Petrovic se tornou um dos que melhor se aproveitou da inclusão da linha dos três pontos em 1984. É dele a imagem mais sensacional relacionada a uma disputa esportiva que tenho da adolescência.
Não lembro exatamente o ano, mas foi na segunda metade da década de 1980. Sua seleção perdia para a União Soviética, rival tradicionalíssimo, por nove pontos. Para piorar, ainda era preciso recuperar a posse de bola. Faltava um minuto de jogo e já se ouvia que a vitória estava definida. A derrota para a Iugoslávia significava a eliminação. Mas o impossível eu vi pela TV. Sua equipe recuperou a primeira bola e ele, da linha dos três, acertou o arremesso. Nova saída e a jogada se repetiu.
Atônitos, os adversários não reagiram. A certeza era de que o raio que caiu duas vezes no mesmo lugar, voltaria a despencar em suas cabeças. Não deu outra. Na prorrogação, a vitória estava definida em razão da confiança ganha anteriormente.
Durante anos, fiquei com a imagem do frio Petrovic pulando no meio da quadra junto com seus companheiros. Domingo, eu vi algo ainda maior. Com 11 segundos para o fim da primeira prorrogação e depois de reagir quando poucos acreditavam, o Franca Basquete só precisava acertar uma bola de três pontos para empatar o jogo e decidi-lo em outro tempo extra. Quando Helinho a recebeu, atravessou a quadra e saltou para arremessar, eu sabia que a bola cairia. Caiu. Depois, nos cinco minutos seguintes a vitória era mesmo inevitável.
O jogo Limeira 96 x 104 Vivo/Franca, no dia 18 de janeiro de 2009, entrou para a história. Duas horas e meia de duração, duas prorrogações, alternâncias no placar e muito, muito coração por parte dos francanos. Tudo contra um time de plantel nitidamente superior.

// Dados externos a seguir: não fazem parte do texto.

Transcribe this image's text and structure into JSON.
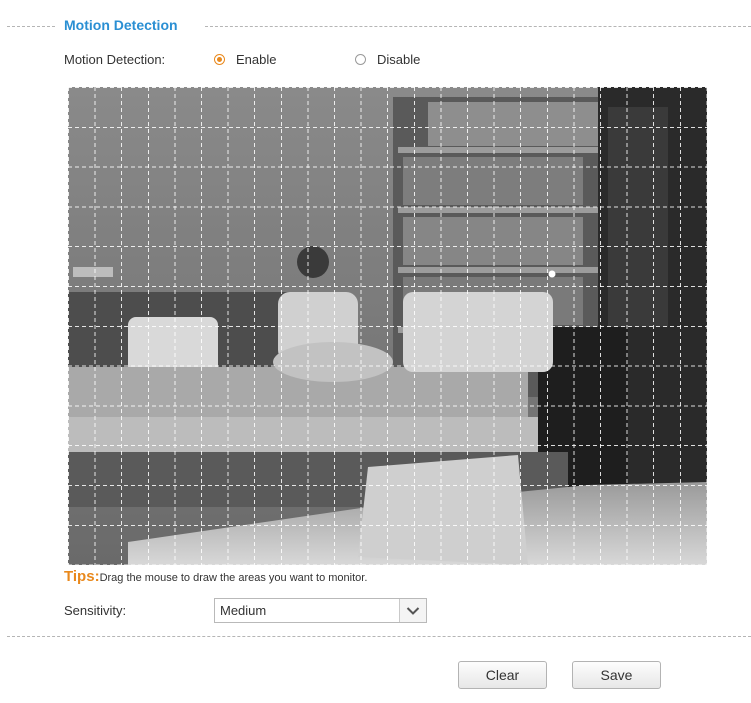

A partida resume a história do clube, massageia o ego e a auto-estima dos francanos. A superação dos atletas e o acreditar sempre são mensagens já intrínsecas na alma do Franca Basquete e estendidas à população. “Eu sou francano. Da terra do basquete. Das vitórias impossíveis”. Jogos assim aumentam a identificação da cidade com o esporte. O exemplo que vem da quadra fortalece e leva o francano a pensar que poderá alcançar o inatingível. Vencer qualquer obstáculo. Superar o impossível. Nada melhor em tempos de crise econômica.
Quanto ao campeonato, restam duas partidas no Póli. Aqui a torcida fará sua parte com a certeza de que os atletas não deixarão de lutar. Ou seja, tem tudo para dar certo.